Gridsearchcv is used because :
#####Improve accuracy.
#####To avoid over fitting and underfitting.
#####Built in cross -validation.

####which is best model?

In [None]:
best_model = max((r2_1, "Linear Regression"), (r2_2, "Decision Tree"), (r2_3, "Random Forest"))
print("The best model is:", best_model)

## ***8.*** ***Future Work (Optional)***

### 1. Save the best performing ml model in a pickle file or joblib file format for deployment process.


In [None]:
# Save the File
if best_model[1] == "Linear Regression":
    final_model = model1
    filename = 'linear_regression_model.pkl'
elif best_model[1] == "Tuned Decision Tree":
    final_model = best_dt
    filename = 'decision_tree_model.pkl'
elif best_model[1] == "Tuned Random Forest":
    final_model = best_rf
    filename = 'random_forest_model.pkl'
else:
    raise ValueError("Unknown model type")

# Save using pickle
with open(filename, 'wb') as file:
    pickle.dump(final_model, file)

print(f" Best model saved as '{filename}'")
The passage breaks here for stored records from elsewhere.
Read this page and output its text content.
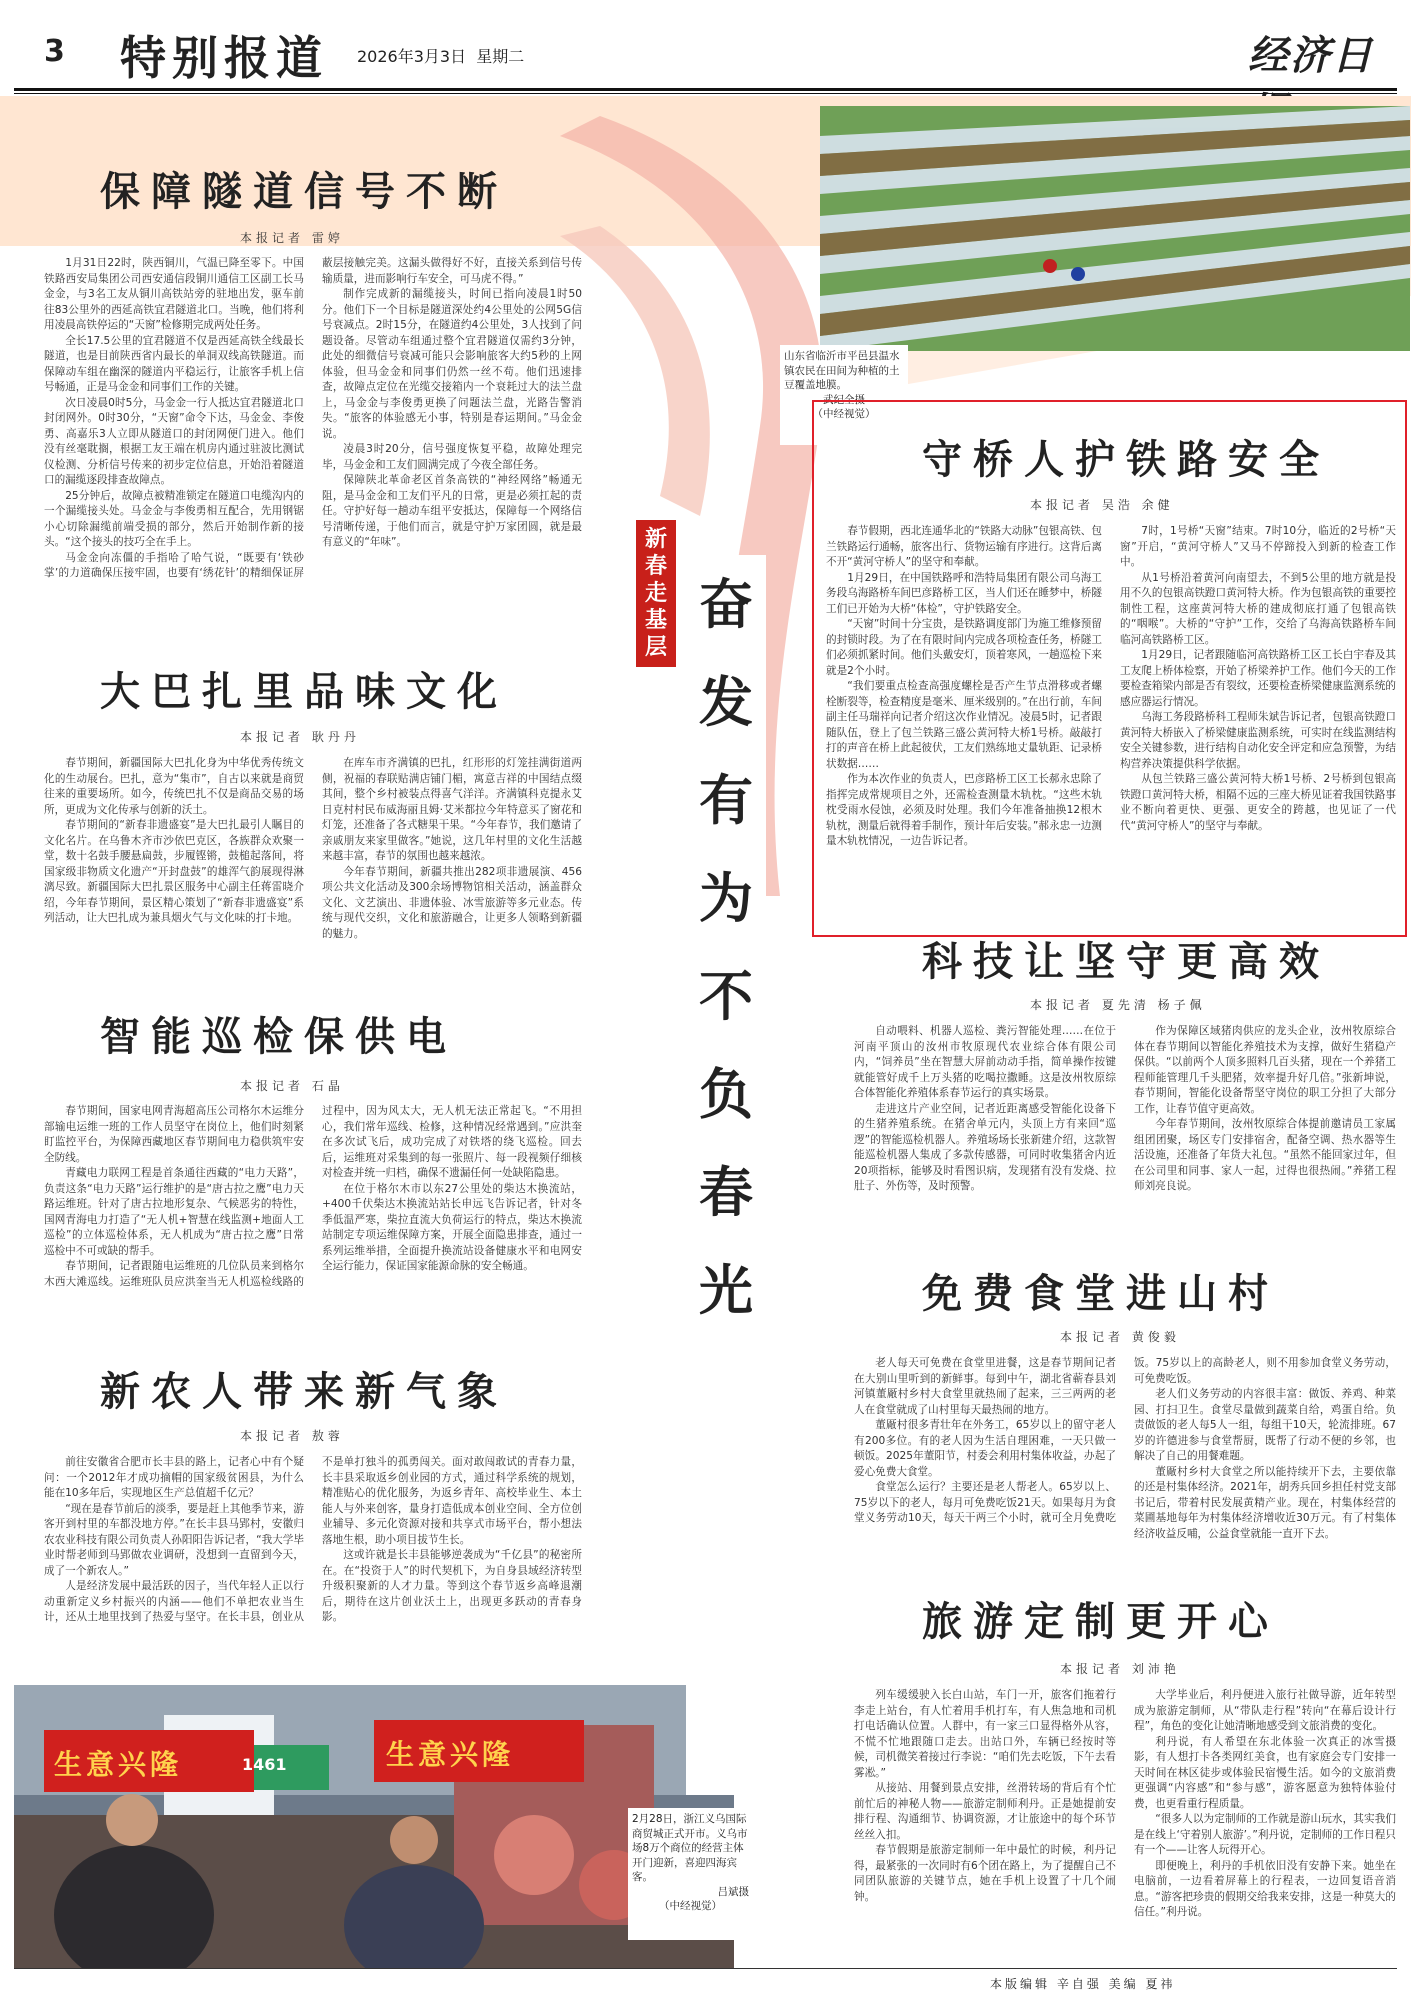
3 特别报道 2026年3月3日 星期二	经济日
保障隧道信号不断
本报记者 雷婷

1月31日22时，陕西铜川，气温已降至零下。中国铁路西安局集团公司西安通信段铜川通信工区副工长马金金，与3名工友从铜川高铁站旁的驻地出发，驱车前往83公里外的西延高铁宜君隧道北口。当晚，他们将利用凌晨高铁停运的“天窗”检修期完成两处任务。

全长17.5公里的宜君隧道不仅是西延高铁全线最长隧道，也是目前陕西省内最长的单洞双线高铁隧道。而保障动车组在幽深的隧道内平稳运行，让旅客手机上信号畅通，正是马金金和同事们工作的关键。

次日凌晨0时5分，马金金一行人抵达宜君隧道北口封闭网外。0时30分，“天窗”命令下达，马金金、李俊勇、高嘉乐3人立即从隧道口的封闭网便门进入。他们没有丝毫耽搁，根据工友王端在机房内通过驻波比测试仪检测、分析信号传来的初步定位信息，开始沿着隧道口的漏缆逐段排查故障点。

25分钟后，故障点被精准锁定在隧道口电缆沟内的一个漏缆接头处。马金金与李俊勇相互配合，先用钢锯小心切除漏缆前端受损的部分，然后开始制作新的接头。“这个接头的技巧全在手上。

马金金向冻僵的手指哈了哈气说，“既要有‘铁砂掌’的力道确保压接牢固，也要有‘绣花针’的精细保证屏蔽层接触完美。这漏头做得好不好，直接关系到信号传输质量，进而影响行车安全，可马虎不得。”

制作完成新的漏缆接头，时间已指向凌晨1时50分。他们下一个目标是隧道深处约4公里处的公网5G信号衰减点。2时15分，在隧道约4公里处，3人找到了问题设备。尽管动车组通过整个宜君隧道仅需约3分钟，此处的细微信号衰减可能只会影响旅客大约5秒的上网体验，但马金金和同事们仍然一丝不苟。他们迅速排查，故障点定位在光缆交接箱内一个衰耗过大的法兰盘上，马金金与李俊勇更换了问题法兰盘，光路告警消失。“旅客的体验感无小事，特别是春运期间。”马金金说。

凌晨3时20分，信号强度恢复平稳，故障处理完毕，马金金和工友们圆满完成了今夜全部任务。

保障陕北革命老区首条高铁的“神经网络”畅通无阻，是马金金和工友们平凡的日常，更是必须扛起的责任。守护好每一趟动车组平安抵达，保障每一个网络信号清晰传递，于他们而言，就是守护万家团圆，就是最有意义的“年味”。

大巴扎里品味文化
本报记者 耿丹丹

春节期间，新疆国际大巴扎化身为中华优秀传统文化的生动展台。巴扎，意为“集市”，自古以来就是商贸往来的重要场所。如今，传统巴扎不仅是商品交易的场所，更成为文化传承与创新的沃土。

春节期间的“新春非遗盛宴”是大巴扎最引人瞩目的文化名片。在乌鲁木齐市沙依巴克区，各族群众欢聚一堂，数十名鼓手腰悬扁鼓，步履铿锵，鼓槌起落间，将国家级非物质文化遗产“开封盘鼓”的雄浑气韵展现得淋漓尽致。新疆国际大巴扎景区服务中心副主任蒋雷晓介绍，今年春节期间，景区精心策划了“新春非遗盛宴”系列活动，让大巴扎成为兼具烟火气与文化味的打卡地。

在库车市齐满镇的巴扎，红形形的灯笼挂满街道两侧，祝福的春联贴满店铺门楣，寓意吉祥的中国结点缀其间，整个乡村被装点得喜气洋洋。齐满镇科克提永艾日克村村民布威海丽且姆·艾米都拉今年特意买了窗花和灯笼，还准备了各式糖果干果。“今年春节，我们邀请了亲戚朋友来家里做客。”她说，这几年村里的文化生活越来越丰富，春节的氛围也越来越浓。

今年春节期间，新疆共推出282项非遗展演、456项公共文化活动及300余场博物馆相关活动，涵盖群众文化、文艺演出、非遗体验、冰雪旅游等多元业态。传统与现代交织，文化和旅游融合，让更多人领略到新疆的魅力。

智能巡检保供电
本报记者 石晶

春节期间，国家电网青海超高压公司格尔木运维分部输电运维一班的工作人员坚守在岗位上，他们时刻紧盯监控平台，为保障西藏地区春节期间电力稳供筑牢安全防线。

青藏电力联网工程是首条通往西藏的“电力天路”，负责这条“电力天路”运行维护的是“唐古拉之鹰”电力天路运维班。针对了唐古拉地形复杂、气候恶劣的特性，国网青海电力打造了“无人机+智慧在线监测+地面人工巡检”的立体巡检体系，无人机成为“唐古拉之鹰”日常巡检中不可或缺的帮手。

春节期间，记者跟随电运维班的几位队员来到格尔木西大滩巡线。运维班队员应洪奎当无人机巡检线路的过程中，因为风太大，无人机无法正常起飞。“不用担心，我们常年巡线、检修，这种情况经常遇到。”应洪奎在多次试飞后，成功完成了对铁塔的绕飞巡检。回去后，运维班对采集到的每一张照片、每一段视频仔细核对检查并统一归档，确保不遗漏任何一处缺陷隐患。

在位于格尔木市以东27公里处的柴达木换流站，+400千伏柴达木换流站站长申远飞告诉记者，针对冬季低温严寒，柴拉直流大负荷运行的特点，柴达木换流站制定专项运维保障方案，开展全面隐患排查，通过一系列运维举措，全面提升换流站设备健康水平和电网安全运行能力，保证国家能源命脉的安全畅通。

新农人带来新气象
本报记者 敖蓉

前往安徽省合肥市长丰县的路上，记者心中有个疑问：一个2012年才成功摘帽的国家级贫困县，为什么能在10多年后，实现地区生产总值超千亿元？

“现在是春节前后的淡季，要是赶上其他季节来，游客开到村里的车都没地方停。”在长丰县马郢村，安徽归农农业科技有限公司负责人孙阳阳告诉记者，“我大学毕业时帮老师到马郢做农业调研，没想到一直留到今天，成了一个新农人。”

人是经济发展中最活跃的因子，当代年轻人正以行动重新定义乡村振兴的内涵——他们不单把农业当生计，还从土地里找到了热爱与坚守。在长丰县，创业从不是单打独斗的孤勇闯关。面对敢闯敢试的青春力量，长丰县采取返乡创业园的方式，通过科学系统的规划，精准贴心的优化服务，为返乡青年、高校毕业生、本土能人与外来创客，量身打造低成本创业空间、全方位创业辅导、多元化资源对接和共享式市场平台，帮小想法落地生根，助小项目拔节生长。

这或许就是长丰县能够逆袭成为“千亿县”的秘密所在。在“投资于人”的时代契机下，为自身县域经济转型升级积聚新的人才力量。等到这个春节返乡高峰退潮后，期待在这片创业沃土上，出现更多跃动的青春身影。

生意兴隆	生意兴隆
1461
2月28日，浙江义乌国际商贸城正式开市。义乌市场8万个商位的经营主体开门迎新，喜迎四海宾客。
吕斌摄
（中经视觉）
山东省临沂市平邑县温水镇农民在田间为种植的土豆覆盖地膜。
武纪全摄
（中经视觉）
新春走基层
奋
发
有
为
不
负
春
光
守桥人护铁路安全
本报记者 吴浩 余健

春节假期，西北连通华北的“铁路大动脉”包银高铁、包兰铁路运行通畅，旅客出行、货物运输有序进行。这背后离不开“黄河守桥人”的坚守和奉献。

1月29日，在中国铁路呼和浩特局集团有限公司乌海工务段乌海路桥车间巴彦路桥工区，当人们还在睡梦中，桥隧工们已开始为大桥“体检”，守护铁路安全。

“天窗”时间十分宝贵，是铁路调度部门为施工维修预留的封锁时段。为了在有限时间内完成各项检查任务，桥隧工们必须抓紧时间。他们头戴安灯，顶着寒风，一趟巡检下来就是2个小时。

“我们要重点检查高强度螺栓是否产生节点滑移或者螺栓断裂等，检查精度是毫米、厘米级别的。”在出行前，车间副主任马瑞祥向记者介绍这次作业情况。凌晨5时，记者跟随队伍，登上了包兰铁路三盛公黄河特大桥1号桥。敲敲打打的声音在桥上此起彼伏，工友们熟练地丈量轨距、记录桥状数据……

作为本次作业的负责人，巴彦路桥工区工长郝永忠除了指挥完成常规项目之外，还需检查测量木轨枕。“这些木轨枕受雨水侵蚀，必须及时处理。我们今年准备抽换12根木轨枕，测量后就得着手制作，预计年后安装。”郝永忠一边测量木轨枕情况，一边告诉记者。

7时，1号桥“天窗”结束。7时10分，临近的2号桥“天窗”开启，“黄河守桥人”又马不停蹄投入到新的检查工作中。

从1号桥沿着黄河向南望去，不到5公里的地方就是投用不久的包银高铁蹬口黄河特大桥。作为包银高铁的重要控制性工程，这座黄河特大桥的建成彻底打通了包银高铁的“咽喉”。大桥的“守护”工作，交给了乌海高铁路桥车间临河高铁路桥工区。

1月29日，记者跟随临河高铁路桥工区工长白宇春及其工友爬上桥体检察，开始了桥梁养护工作。他们今天的工作要检查箱梁内部是否有裂纹，还要检查桥梁健康监测系统的感应器运行情况。

乌海工务段路桥科工程师朱斌告诉记者，包银高铁蹬口黄河特大桥嵌入了桥梁健康监测系统，可实时在线监测结构安全关键参数，进行结构自动化安全评定和应急预警，为结构营养决策提供科学依据。

从包兰铁路三盛公黄河特大桥1号桥、2号桥到包银高铁蹬口黄河特大桥，相隔不远的三座大桥见证着我国铁路事业不断向着更快、更强、更安全的跨越，也见证了一代代“黄河守桥人”的坚守与奉献。

科技让坚守更高效
本报记者 夏先清 杨子佩

自动喂料、机器人巡检、粪污智能处理……在位于河南平顶山的汝州市牧原现代农业综合体有限公司内，“饲养员”坐在智慧大屏前动动手指，简单操作按键就能管好成千上万头猪的吃喝拉撒睡。这是汝州牧原综合体智能化养殖体系春节运行的真实场景。

走进这片产业空间，记者近距离感受智能化设备下的生猪养殖系统。在猪舍单元内，头顶上方有来回“巡逻”的智能巡检机器人。养殖场场长张新建介绍，这款智能巡检机器人集成了多款传感器，可同时收集猪舍内近20项指标，能够及时看图识病，发现猪有没有发烧、拉肚子、外伤等，及时预警。

作为保障区域猪肉供应的龙头企业，汝州牧原综合体在春节期间以智能化养殖技术为支撑，做好生猪稳产保供。“以前两个人顶多照料几百头猪，现在一个养猪工程师能管理几千头肥猪，效率提升好几倍。”张新坤说，春节期间，智能化设备帮坚守岗位的职工分担了大部分工作，让春节值守更高效。

今年春节期间，汝州牧原综合体提前邀请员工家属组团团聚，场区专门安排宿舍，配备空调、热水器等生活设施，还准备了年货大礼包。“虽然不能回家过年，但在公司里和同事、家人一起，过得也很热闹。”养猪工程师刘亮良说。

免费食堂进山村
本报记者 黄俊毅

老人每天可免费在食堂里进餐，这是春节期间记者在大别山里听到的新鲜事。每到中午，湖北省蕲春县刘河镇董厰村乡村大食堂里就热闹了起来，三三两两的老人在食堂就成了山村里每天最热闹的地方。

董厰村很多青壮年在外务工，65岁以上的留守老人有200多位。有的老人因为生活自理困难，一天只做一顿饭。2025年董阳节，村委会利用村集体收益，办起了爱心免费大食堂。

食堂怎么运行？主要还是老人帮老人。65岁以上、75岁以下的老人，每月可免费吃饭21天。如果每月为食堂义务劳动10天，每天干两三个小时，就可全月免费吃饭。75岁以上的高龄老人，则不用参加食堂义务劳动，可免费吃饭。

老人们义务劳动的内容很丰富：做饭、养鸡、种菜园、打扫卫生。食堂尽量做到蔬菜自给，鸡蛋自给。负责做饭的老人每5人一组，每组干10天，轮流排班。67岁的许德进参与食堂帮厨，既帮了行动不便的乡邻，也解决了自己的用餐难题。

董厰村乡村大食堂之所以能持续开下去，主要依靠的还是村集体经济。2021年，胡秀兵回乡担任村党支部书记后，带着村民发展黄精产业。现在，村集体经营的菜圃基地每年为村集体经济增收近30万元。有了村集体经济收益反哺，公益食堂就能一直开下去。

旅游定制更开心
本报记者 刘沛艳

列车缓缓驶入长白山站，车门一开，旅客们拖着行李走上站台，有人忙着用手机打车，有人焦急地和司机打电话确认位置。人群中，有一家三口显得格外从容，不慌不忙地跟随口走去。出站口外，车辆已经按时等候，司机微笑着接过行李说：“咱们先去吃饭，下午去看雾凇。”

从接站、用餐到景点安排，丝滑转场的背后有个忙前忙后的神秘人物——旅游定制师利丹。正是她提前安排行程、沟通细节、协调资源，才让旅途中的每个环节丝丝入扣。

春节假期是旅游定制师一年中最忙的时候，利丹记得，最紧张的一次同时有6个团在路上，为了提醒自己不同团队旅游的关键节点，她在手机上设置了十几个闹钟。

大学毕业后，利丹便进入旅行社做导游，近年转型成为旅游定制师，从“带队走行程”转向“在幕后设计行程”，角色的变化让她清晰地感受到文旅消费的变化。

利丹说，有人希望在东北体验一次真正的冰雪摄影，有人想打卡各类网红美食，也有家庭会专门安排一天时间在林区徒步或体验民宿慢生活。如今的文旅消费更强调“内容感”和“参与感”，游客愿意为独特体验付费，也更看重行程质量。

“很多人以为定制师的工作就是游山玩水，其实我们是在线上‘守着别人旅游’。”利丹说，定制师的工作日程只有一个——让客人玩得开心。

即便晚上，利丹的手机依旧没有安静下来。她坐在电脑前，一边看着屏幕上的行程表，一边回复语音消息。“游客把珍贵的假期交给我来安排，这是一种莫大的信任。”利丹说。

本版编辑 辛自强 美编 夏祎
### 2. Again Load the saved model file


In [None]:
# Load the File
with open(filename, 'rb') as file:
    loaded_model = pickle.load(file)

# **Conclusion**

This project explored how machine learning can help predict Yes Bank’s stock closing prices using past price data. After cleaning and analyzing the data, i tested different models and found that the Linear regression model gave the most accurate predictions.